17 setembro 2015

Da vida que pode ser uma gaita

10.09.2015 (fotografia de JMAC, o homem de Azeitão)

Conheci-a em 2001, ano de todos os perigos. Já nessa altura tinha uma vida familiar desafiante, fruto de certezas e de interrogações, que estas últimas podem ser piores do que as primeiras. Mesmo assim encontrou tempo para se juntar a dois desconhecidos que se juntavam a tantos outros com um objectivo comum, maior do que todos. Ficámos amigos. Devo-lhe o que me mostrou, o que é, com todas as imperfeições que são inerentes à nossa condição humana. Nos últimos dias voltou a ser abalada por um sufoco, uma interrogação uma visão preocupada do futuro. Mas uma, que já lhe conheci vários. 

A vida de cada um de nós é um desafio muito grande: àqueles a quem a vida corre sempre bem, o que fazer de tanta felicidade; àqueles que são confrontados com um ou dois ou três acontecimentos funestos, como encontrar paz; àqueles para quem a vida é um permanente sobressalto, como seguir em frente. 

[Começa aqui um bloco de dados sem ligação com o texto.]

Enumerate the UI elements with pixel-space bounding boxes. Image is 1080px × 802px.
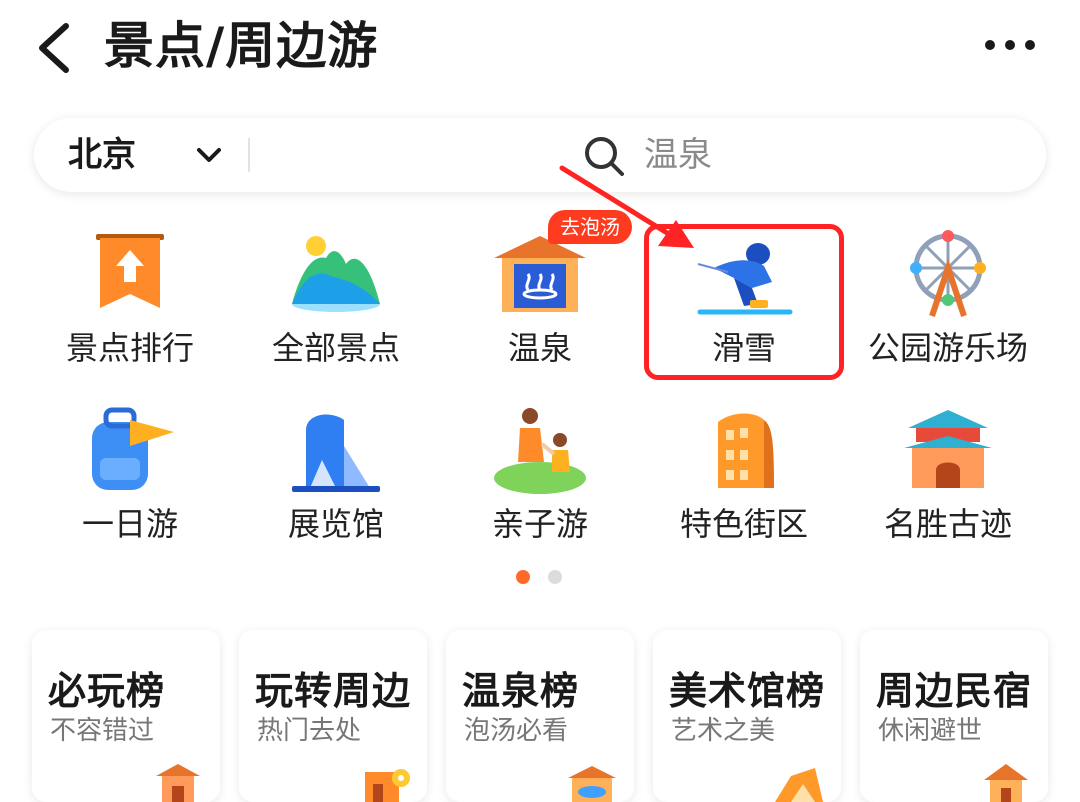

Há alturas na nossa vida em que a fé nos salva, a confiança no futuro nos salva; há momentos em que são as nossas redes sociais de apoio, porque nos acontece o mesmo que aos outros, mas esses estão sozinhos, sem ninguém que os oiça ou lhes ampare um desabafo; há momentos em que é a descoberta do sentido para as coisas, seja num amor, num desgosto, num empreendimento. Mas há momentos em que nada faz sentido. Quando morreu o Pe. Ricardo, um homem bom, que tocou uma infinitude de pessoas, que mudou a vida de tantas outras, afirmei isso: não me falem da Páscoa de Jesus, não me falem da vida eterna. Agora quero alguém que me acompanhe na irritação, talvez no estupor com que olho para os dramas que acompanho. 

Às vezes não há nada que nos salve, porque o sentimento de espanto, de injustiça, de cansaço, se sobrepõe a tudo. Às vezes, por mais crentes que sejamos, temos o direito à indignação de olhos postos no alto. Que já chega, que me deixem os meus em paz, que me deixem encher o peito de ar para enfrentar mais uma onda que me engole. 

A fé salva-nos, mas a vida por vezes é uma gaita. E está muito longe de ser justa...

JdB      

1 comentário:

Anónimo disse...

Perdoar a Deus é o maior e mais intenso exercício da fé.